Documents the approach to unit testing and how such tests are organized.


There are four important layers to the architecture of the application for which we could consider unit testing

  • Domain model (JPA Objects)
  • Service layer (JPA Services)
  • REST layer (REST services)
  • Application (this is covered more in Javascript Unit Testing)

Service and REST layers lend themselves better to integration testing as whether they function properly can only be determined in the context of an execution environment with data loaded that is known (or with an extensive mocking framework).    
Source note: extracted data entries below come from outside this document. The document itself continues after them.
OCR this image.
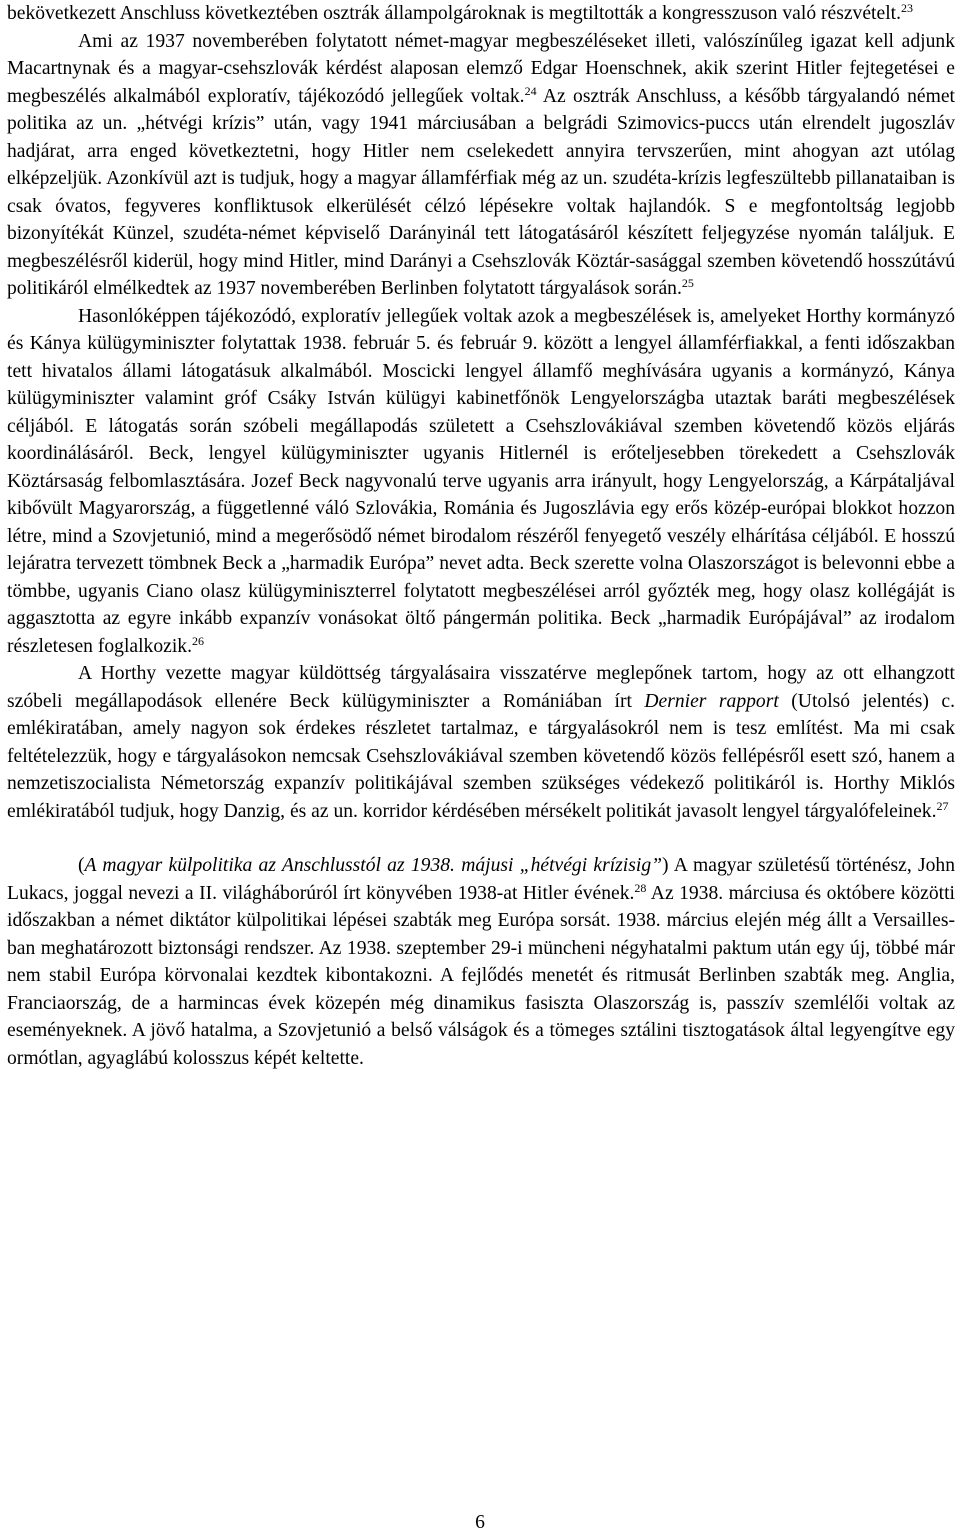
bekövetkezett Anschluss következtében osztrák állampolgároknak is megtiltották a kongresszuson való részvételt.$^{23}$

Ami az 1937 novemberében folytatott német-magyar megbeszéléseket illeti, valószínűleg igazat kell adjunk Macartnynak és a magyar-csehszlovák kérdést alaposan elemző Edgar Hoenschnek, akik szerint Hitler fejtegetései e megbeszélés alkalmából exploratív, tájékozódó jellegűek voltak.$^{24}$ Az osztrák Anschluss, a később tárgyalandó német politika az un. „hétvégi krízis” után, vagy 1941 márciusában a belgrádi Szimovics-puccs után elrendelt jugoszláv hadjárat, arra enged következtetni, hogy Hitler nem cselekedett annyira tervszerűen, mint ahogyan azt utólag elképzeljük. Azonkívül azt is tudjuk, hogy a magyar államférfiak még az un. szudéta-krízis legfeszültebb pillanataiban is csak óvatos, fegyveres konfliktusok elkerülését célzó lépésekre voltak hajlandók. S e megfontoltság legjobb bizonyítékát Künzel, szudéta-német képviselő Darányinál tett látogatásáról készített feljegyzése nyomán találjuk. E megbeszélésről kiderül, hogy mind Hitler, mind Darányi a Csehszlovák Köztár-sasággal szemben követendő hosszútávú politikáról elmélkedtek az 1937 novemberében Berlinben folytatott tárgyalások során.$^{25}$

Hasonlóképpen tájékozódó, exploratív jellegűek voltak azok a megbeszélések is, amelyeket Horthy kormányzó és Kánya külügyminiszter folytattak 1938. február 5. és február 9. között a lengyel államférfiakkal, a fenti időszakban tett hivatalos állami látogatásuk alkalmából. Moscicki lengyel államfő meghívására ugyanis a kormányzó, Kánya külügyminiszter valamint gróf Csáky István külügyi kabinetfőnök Lengyelországba utaztak baráti megbeszélések céljából. E látogatás során szóbeli megállapodás született a Csehszlovákiával szemben követendő közös eljárás koordinálásáról. Beck, lengyel külügyminiszter ugyanis Hitlernél is erőteljesebben törekedett a Csehszlovák Köztársaság felbomlasztására. Jozef Beck nagyvonalú terve ugyanis arra irányult, hogy Lengyelország, a Kárpátaljával kibővült Magyarország, a függetlenné váló Szlovákia, Románia és Jugoszlávia egy erős közép-európai blokkot hozzon létre, mind a Szovjetunió, mind a megerősödő német birodalom részéről fenyegető veszély elhárítása céljából. E hosszú lejáratra tervezett tömbnek Beck a „harmadik Európa” nevet adta. Beck szerette volna Olaszországot is belevonni ebbe a tömbbe, ugyanis Ciano olasz külügyminiszterrel folytatott megbeszélései arról győzték meg, hogy olasz kollégáját is aggasztotta az egyre inkább expanzív vonásokat öltő pángermán politika. Beck „harmadik Európájával” az irodalom részletesen foglalkozik.$^{26}$

A Horthy vezette magyar küldöttség tárgyalásaira visszatérve meglepőnek tartom, hogy az ott elhangzott szóbeli megállapodások ellenére Beck külügyminiszter a Romániában írt Dernier rapport (Utolsó jelentés) c. emlékiratában, amely nagyon sok érdekes részletet tartalmaz, e tárgyalásokról nem is tesz említést. Ma mi csak feltételezzük, hogy e tárgyalásokon nemcsak Csehszlovákiával szemben követendő közös fellépésről esett szó, hanem a nemzetiszocialista Németország expanzív politikájával szemben szükséges védekező politikáról is. Horthy Miklós emlékiratából tudjuk, hogy Danzig, és az un. korridor kérdésében mérsékelt politikát javasolt lengyel tárgyalófeleinek.$^{27}$

(A magyar külpolitika az Anschlusstól az 1938. májusi „hétvégi krízisig”) A magyar születésű történész, John Lukacs, joggal nevezi a II. világháborúról írt könyvében 1938-at Hitler évének.$^{28}$ Az 1938. márciusa és októbere közötti időszakban a német diktátor külpolitikai lépései szabták meg Európa sorsát. 1938. március elején még állt a Versailles-ban meghatározott biztonsági rendszer. Az 1938. szeptember 29-i müncheni négyhatalmi paktum után egy új, többé már nem stabil Európa körvonalai kezdtek kibontakozni. A fejlődés menetét és ritmusát Berlinben szabták meg. Anglia, Franciaország, de a harmincas évek közepén még dinamikus fasiszta Olaszország is, passzív szemlélői voltak az eseményeknek. A jövő hatalma, a Szovjetunió a belső válságok és a tömeges sztálini tisztogatások által legyengítve egy ormótlan, agyaglábú kolosszus képét keltette.

6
This leaves as the main candidate for unit testing the domain model objects.  As these are mostly simple bean containers annotated to interact with the various frameworks, there are limits to how much can be usefully tested.  In particular, we see the following areas as fruitful for unit testing of the domain model

  • Getter/Setter testing (prove that get returns the same value as set)
  • Copy constructors (prove that data elements are correctly copied, especially in "keepId" scenarios)
  • Equality testing (prove that the equals method works)
  • Hashcode testing (prove that the hascode method works and respects the equals contract).

Unit testing would also be appropriate for the service layer helper classes and the implementations of the "project specific algorithm handler".

Beyond this, the majority of the "business" logic of the application is written into either the REST service layers and so are not good candidates for unit testing approach.

Coverage Definition

NOTE: there is no formal coverage definition for unit testing at this time.


Unit tests should be kept with the classes they are intended to test in the standard src/test/java Maven structure.  While the details above are not comprehensively implemented, you will see some examples of unit testing in the code.